Rework the testing framework for number-theoretic division operators
* test-suite/tests/numbers.test (test-eqv?): Remove special handling of
zeroes. Zeroes are now compared like all other numbers. Exact
numbers are compared with `eqv?' and inexact numbers are compared to
within test-epsilon.
Rework the testing framework for number-theoretic division operators:
`euclidean/', `euclidean-quotient', `euclidean-remainder',
`centered/', `centered-quotient', and `centered-remainder'.
Previously we compared all test results against a simple scheme
implementation of the same operations.
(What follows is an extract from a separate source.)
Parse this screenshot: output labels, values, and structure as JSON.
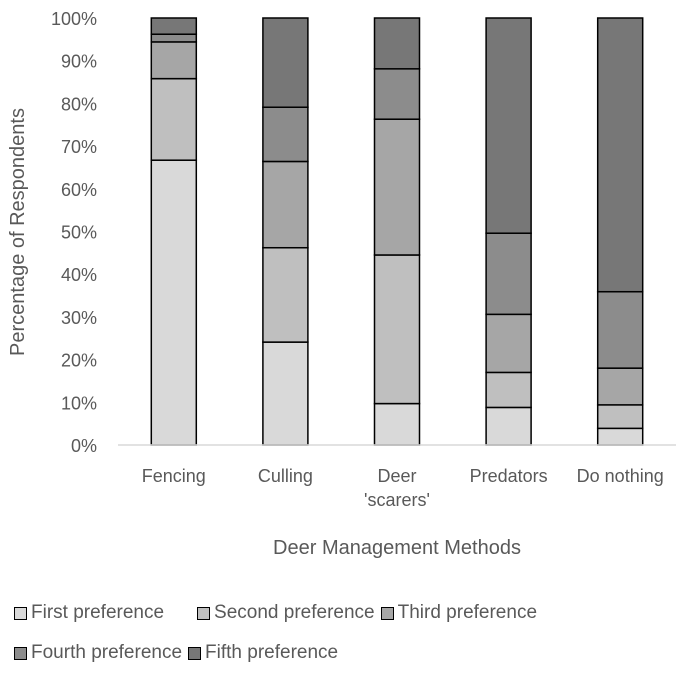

However, these operations have
discontinuous jumps where a tiny change in the inputs can lead to a
large change in the outputs, e.g.:
(euclidean/ 130.
00000000000 10/7) ==> 91.0 and 0.0
(euclidean/ 129.
99999999999 10/7) ==> 90.0 and 1.
42857142856141
In the new testing scheme, we compare values against the simple
implementations only if the input arguments contain an infinity or a
NaN. In the common case of two finite arguments, we simply make sure
that the outputs of all three operators (e.g. `euclidean/',
`euclidean-quotient', `euclidean-remainder') equal each other, that
outputs are exact iff both inputs are exact, and that the required
properties of the operator are met: that Q is an integer, that R is
within the specified range, and that N = Q*D + R.